Если бы не заботы о доме, о ребятишках, о корове, она и сама не находила бы себе места. Заботы спасали, смягчали тяжкий гнет. Вставала чуть свет, готовила еду и оставляла на целый день в печке, потом бросалась к другому делу, к третьему, так и крутилась до ночи, все на ногах, чтоб некогда было присесть и собрать мятущиеся мысли. Но сколько ни суетилась, дела не убывали, а, кажется, прибавлялись еще, и она не помнила, как добиралась до кровати...
Самые большие хлопоты приносила корова, которую теперь пасли в овраге попеременно с соседями. После школы в овраг отправлялся Васятка, сидел там дотемна; днем,
когда можно было оторваться от дома, Анисья бежала с корзинкой за деревню, накашивала травы по обочинам, тащила на спине вязанку, а спереди туго набитую корзину. Приводила корову из овражка, бросала ей сочную, пахучую траву, ставила пойло, замешенное горсткой отрубей, слушала, как посасывает Милка густую жижу со дна шайки, и это были редкие минуты, когда на душе у Анисьи становилось хорошо и покойно...
В ночь на двадцатое Егор пришел с конюшни поздно: ребятишки давно уже угомонились и спали. Скинув тужурку, он наскоро умылся, но, присев к столу, вдруг отложил ложку в сторону.

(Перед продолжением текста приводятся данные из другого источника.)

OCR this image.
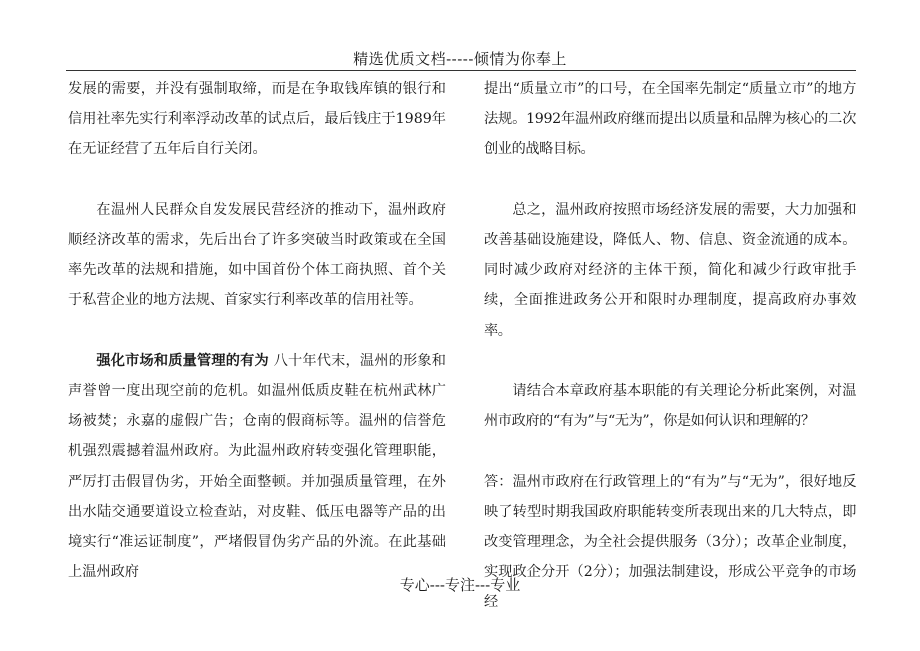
精选优质文档-----倾情为你奉上

发展的需要，并没有强制取缔，而是在争取钱库镇的银行和信用社率先实行利率浮动改革的试点后，最后钱庄于1989年在无证经营了五年后自行关闭。

在温州人民群众自发发展民营经济的推动下，温州政府顺经济改革的需求，先后出台了许多突破当时政策或在全国率先改革的法规和措施，如中国首份个体工商执照、首个关于私营企业的地方法规、首家实行利率改革的信用社等。

强化市场和质量管理的有为 八十年代末，温州的形象和声誉曾一度出现空前的危机。如温州低质皮鞋在杭州武林广场被焚；永嘉的虚假广告；仓南的假商标等。温州的信誉危机强烈震撼着温州政府。为此温州政府转变强化管理职能，严厉打击假冒伪劣，开始全面整顿。并加强质量管理，在外出水陆交通要道设立检查站，对皮鞋、低压电器等产品的出境实行“准运证制度”，严堵假冒伪劣产品的外流。在此基础上温州政府

提出“质量立市”的口号，在全国率先制定“质量立市”的地方法规。1992年温州政府继而提出以质量和品牌为核心的二次创业的战略目标。

总之，温州政府按照市场经济发展的需要，大力加强和改善基础设施建设，降低人、物、信息、资金流通的成本。同时减少政府对经济的主体干预，简化和减少行政审批手续，全面推进政务公开和限时办理制度，提高政府办事效率。

请结合本章政府基本职能的有关理论分析此案例，对温州市政府的“有为”与“无为”，你是如何认识和理解的？

答：温州市政府在行政管理上的“有为”与“无为”，很好地反映了转型时期我国政府职能转变所表现出来的几大特点，即改变管理理念，为全社会提供服务（3分）；改革企业制度，实现政企分开（2分）；加强法制建设，形成公平竞争的市场经

专心---专注---专业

— Не пойдет мне никакая еда в горло...
— Аль захворал? — Анисья коснулась рукой его лба.
— Вся деревня болеет, а я чем здоровее?
Она мигом постелила постель, и он грузно лег навзничь.
— Может, свет не гасить? — Анисья стояла в одной рубашке у стола и загораживала ладошкой стекло лампы.

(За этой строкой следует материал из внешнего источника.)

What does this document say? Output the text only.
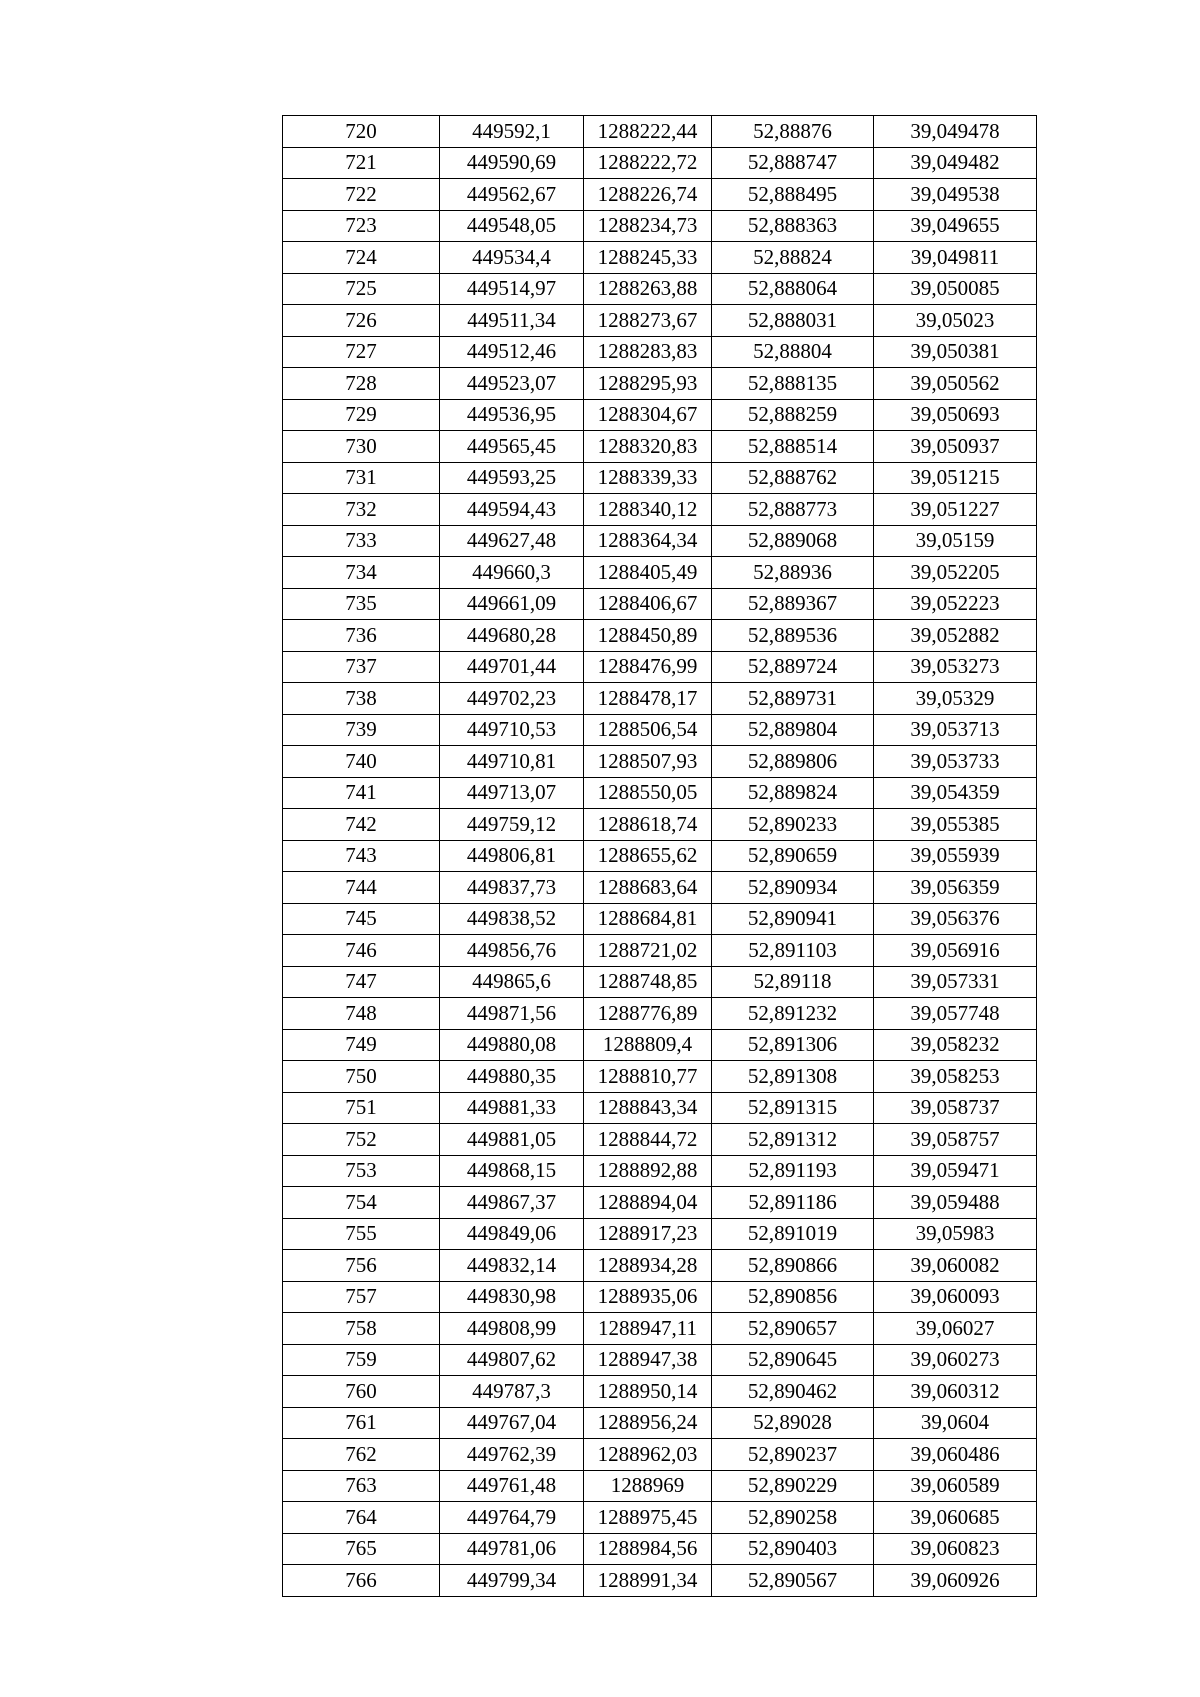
720	449592,1	1288222,44	52,88876	39,049478
721	449590,69	1288222,72	52,888747	39,049482
722	449562,67	1288226,74	52,888495	39,049538
723	449548,05	1288234,73	52,888363	39,049655
724	449534,4	1288245,33	52,88824	39,049811
725	449514,97	1288263,88	52,888064	39,050085
726	449511,34	1288273,67	52,888031	39,05023
727	449512,46	1288283,83	52,88804	39,050381
728	449523,07	1288295,93	52,888135	39,050562
729	449536,95	1288304,67	52,888259	39,050693
730	449565,45	1288320,83	52,888514	39,050937
731	449593,25	1288339,33	52,888762	39,051215
732	449594,43	1288340,12	52,888773	39,051227
733	449627,48	1288364,34	52,889068	39,05159
734	449660,3	1288405,49	52,88936	39,052205
735	449661,09	1288406,67	52,889367	39,052223
736	449680,28	1288450,89	52,889536	39,052882
737	449701,44	1288476,99	52,889724	39,053273
738	449702,23	1288478,17	52,889731	39,05329
739	449710,53	1288506,54	52,889804	39,053713
740	449710,81	1288507,93	52,889806	39,053733
741	449713,07	1288550,05	52,889824	39,054359
742	449759,12	1288618,74	52,890233	39,055385
743	449806,81	1288655,62	52,890659	39,055939
744	449837,73	1288683,64	52,890934	39,056359
745	449838,52	1288684,81	52,890941	39,056376
746	449856,76	1288721,02	52,891103	39,056916
747	449865,6	1288748,85	52,89118	39,057331
748	449871,56	1288776,89	52,891232	39,057748
749	449880,08	1288809,4	52,891306	39,058232
750	449880,35	1288810,77	52,891308	39,058253
751	449881,33	1288843,34	52,891315	39,058737
752	449881,05	1288844,72	52,891312	39,058757
753	449868,15	1288892,88	52,891193	39,059471
754	449867,37	1288894,04	52,891186	39,059488
755	449849,06	1288917,23	52,891019	39,05983
756	449832,14	1288934,28	52,890866	39,060082
757	449830,98	1288935,06	52,890856	39,060093
758	449808,99	1288947,11	52,890657	39,06027
759	449807,62	1288947,38	52,890645	39,060273
760	449787,3	1288950,14	52,890462	39,060312
761	449767,04	1288956,24	52,89028	39,0604
762	449762,39	1288962,03	52,890237	39,060486
763	449761,48	1288969	52,890229	39,060589
764	449764,79	1288975,45	52,890258	39,060685
765	449781,06	1288984,56	52,890403	39,060823
766	449799,34	1288991,34	52,890567	39,060926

— Гаси, чего там,— устало отозвался Егор.— Чего зря керосин жечь!..
Она потушила лампу, босиком прошла по домотканому половику до кровати, легла, стараясь не потеснить Егора, не потревожить, потом нашарила в темноте большую его руку, взяла к себе на грудь, как ребенка, прижалась к ладони щекой.
— Рубаху надо завтра сменить тебе, а то пропотел весь,— тихо сказала она, чтобы только услышать в ответ его голос.

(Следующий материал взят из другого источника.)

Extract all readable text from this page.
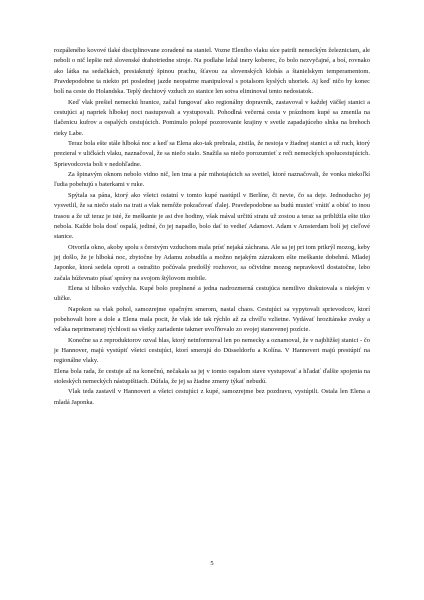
rozpáleného kovové tlaké disciplinovane zoradené na staniel. Vozne Eleniho vlaku síce patrili nemeckým železniciam, ale neboli o nič lepšie než slovenské drahotriedne stroje. Na podlahe ležal inery koberec, čo bolo nezvyčajné, a boí, rovnako ako látka na sedačkách, presiaknutý špinou prachu, šťavou za slovenských klobás a štanielskym temperamentom. Pravdepodobne ta niekto pri poslednej jazde neopatrne manipuloval s potalsom kyslých uhoriek. Aj keď ničo by konec bolí na ceste do Holandska. Teplý dechtový vzduch zo stanice len sotva eliminoval tento nedostatok.

Keď vlak prešiel nemeckú hranice, začal fungovať ako regionálny dopravník, zastavoval v každej väčšej stanici a cestujúci aj napriek hlbokej noci nastupovali a vystupovali. Pohodlná večerná cesta v prázdnom kupé sa zmenila na tlačenicu kufrov a ospalých cestujúcich. Pominulo polopé pozorovanie krajiny v svetle zapadajúceho slnka na brehoch rieky Labe.

Teraz bola ešte stále hlboká noc a keď sa Elena ako-tak prebrala, zistila, že nestojа v žiadnej stanici a už ruch, ktorý prezieral v uličkách vlaku, naznačoval, že sa niečo stalo. Snažila sa niečo porozumieť z reči nemeckých spolucestujúcich. Sprievodcovia boli v nedohľadne.

Za špinavým oknom nebolo vidno nič, len tma a pár mihotajúcich sa svetiel, ktoré naznačovali, že vonka niekoľkí ľudia pobehujú s baterkami v ruke.

Spýtala sa pána, ktorý ako všetci ostatní v tomto kupé nastúpil v Berlíne, či nevie, čo sa deje. Jednoducho jej vysvetlil, že sa niečo stalo na trati a vlak nemôže pokračovať ďalej. Pravdepodobne sa budú musieť vrátiť a obísť to inou trasou a že už teraz je isté, že meškanie je asi dve hodiny, však mával určitú stratu už zostou a teraz sa približila ešte tiko nebola. Každe bola dosť ospalá, jediné, čo jej napadlo, bolo dať to vedieť Adamovi. Adam v Amsterdam bolí jej cieľové stanice.

Otvorila okno, akoby spolu s čerstvým vzduchom mala prísť nejaká záchrana. Ale sa jej pri tom prikrýl mozog, keby jej došlo, že je hlboká noc, zbytočne by Adamu zobudila a možno nejakým zázrakom ešte meškanie dobehnú. Mladej Japonke, ktorá sedela oproti a ostražito počúvala predošlý rozhovor, sa očividne mozog nepravkovil dostatočne, lebo začala húževnato písať správy na svojom štýlovom mobile.

Elena si hlboko vzdychla. Kupé bolo preplnené a jedna nadrozmerná cestujúca nemilivo diskutovala s niekým v uličke.

Napokon sa vlak pohol, samozrejme opačným smerom, nastal chaos. Cestujúci sa vypytovali sprievodcov, ktorí pobehovali hore a dole a Elena mala pocit, že vlak ide tak rýchlo až za chvíľu vzlietne. Vydávať hrozitánske zvuky a vďaka neprimeranej rýchlosti sa všetky zariadenie takmer uvoľňovalo zo svojej stanovenej pozície.

Konečne sa z reproduktorov ozval hlas, ktorý neinformoval len po nemecky a oznamoval, že v najbližšej stanici - čo je Hannover, majú vystúpiť všetci cestujúci, ktorí smerujú do Düsseldorfu a Kolína. V Hannoveri majú prestúpiť na regionálne vlaky.

Elena bola rada, že cestuje až na konečnú, nečakala sa jej v tomto ospalom stave vystupovať a hľadať ďalšie spojenia na stoleských nemeckých nástupištiach. Dúfala, že jej sa žiadne zmeny týkať nebudú.

Vlak teda zastavil v Hannoveri a všetci cestujúci z kupé, samozrejme bez pozdravu, vystúpili. Ostala len Elena a mladá Japonka.

5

Егор не откликнулся, лежал не шевелясь, чужой и далекий.
— Алену опять сегодня учительница хвалила — страсть, грит, смышленая! Одни пятерки стала приносить!..
Егор сунул руку под подушку, достал папироску, чиркнул спичкой, осветив на миг грозно сведенные к переносице брови. Он сделал затяжку, другую, потом будто задержал в себе вздох, и Анисья услышала то, что заставило ее похолодеть.
— Придется и нам отвести свою, Аниска...
— Кого вести? Куда? — чувствуя, как все немеет в ней, спросила Анисья, оттолкнула его руку и села в кровати.—Не отдам корову! Слышь? Всю жизнь тебя слушалась, как раба за тобой шла, а тут поперек лягу, что хошь со мной делай! Не отдам!..
— Да тише ты, ребят разбудишь...
— А пускай! — Анисья повысила голос.— Пускай узнают, чего их отец удумал! Может, они в ножки тебе за это поклонятся!
— Будет тебе, будет! — упрашивал Егор.
Он не спорил с ней, словно признавал ее правоту, но она хорошо знала, что невозможно заставить его не делать то, на что он решился.
— Значит, ты на словах только храбрый? — не унималась Анисья.— Хвастался под Аникеем огонь развести, а сам на колени перед ним становишься?
Такого Анисья не испытывала за всю свою жизнь с Егором. Она пугалась того, как захлестывали ее злоба и ожесточение против отца ее детей, но в эту минуту и ненавидела и презирала его.